A Greenland shark individual
photo: guide to greenland
On the surface, the Greenland shark looks ugly, with its huge body, oddly arranged fins, and opaque eyes filled with parasites as it slowly moves through the depths of the North Atlantic and Arctic Oceans.
However, this shark species possesses outstanding abilities: it can live up to 400 years.
Now, an international team of scientists from Europe and the US has successfully mapped the genetic makeup of the Greenland shark, opening up the opportunity for scientists to study the mystery surrounding their remarkable longevity.

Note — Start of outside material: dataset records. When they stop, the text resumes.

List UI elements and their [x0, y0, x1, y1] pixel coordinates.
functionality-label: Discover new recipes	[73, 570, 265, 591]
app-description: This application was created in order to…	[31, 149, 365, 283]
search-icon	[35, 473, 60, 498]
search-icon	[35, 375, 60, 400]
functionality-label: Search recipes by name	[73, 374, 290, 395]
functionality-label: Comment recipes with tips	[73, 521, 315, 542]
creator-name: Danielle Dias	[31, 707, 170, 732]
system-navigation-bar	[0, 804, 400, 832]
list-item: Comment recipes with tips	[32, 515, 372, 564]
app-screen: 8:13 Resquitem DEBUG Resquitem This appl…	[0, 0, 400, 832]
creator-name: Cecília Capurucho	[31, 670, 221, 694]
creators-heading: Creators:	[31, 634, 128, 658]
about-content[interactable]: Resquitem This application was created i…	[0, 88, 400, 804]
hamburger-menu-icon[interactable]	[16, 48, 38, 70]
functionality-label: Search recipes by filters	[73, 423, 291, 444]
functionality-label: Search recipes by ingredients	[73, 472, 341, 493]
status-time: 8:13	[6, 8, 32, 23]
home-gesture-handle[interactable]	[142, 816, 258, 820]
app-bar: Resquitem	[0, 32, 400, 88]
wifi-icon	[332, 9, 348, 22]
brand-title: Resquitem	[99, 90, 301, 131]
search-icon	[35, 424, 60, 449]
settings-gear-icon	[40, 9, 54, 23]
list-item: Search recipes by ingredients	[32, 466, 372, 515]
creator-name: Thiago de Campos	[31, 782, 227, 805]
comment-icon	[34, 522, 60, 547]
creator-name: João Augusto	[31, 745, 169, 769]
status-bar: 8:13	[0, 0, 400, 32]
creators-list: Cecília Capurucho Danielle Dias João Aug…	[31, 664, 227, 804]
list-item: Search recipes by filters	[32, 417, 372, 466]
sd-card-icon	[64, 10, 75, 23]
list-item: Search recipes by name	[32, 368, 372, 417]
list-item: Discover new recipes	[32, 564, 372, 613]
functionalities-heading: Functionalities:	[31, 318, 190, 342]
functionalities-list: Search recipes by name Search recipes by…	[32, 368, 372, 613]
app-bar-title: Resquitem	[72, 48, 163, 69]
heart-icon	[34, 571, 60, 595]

"Any effort to study the mechanisms behind the super-longevity of these animals will eventually require genetic mapping," The New York Times quoted the team leader, computational biologist Steve Hoffmann of the Leibniz Institute for Gerontology and Friedrich Schiller University in Jena (Germany), as saying on September 22.
The new report, posted on the bioRxiv portal, provides a comprehensive assembly of the Greenland shark's genetic code.
Scientists discovered that the Greenland shark possesses a huge genetic mass: about 6.5 billion DNA base pairs, twice as much as humans, and is the animal with the largest genetic mass of any shark species sequenced to date.
Through this, the researchers found special genes and biological mechanisms, including a network of duplicated genes related to DNA editing capacity, which may be the reason for this fish's longevity.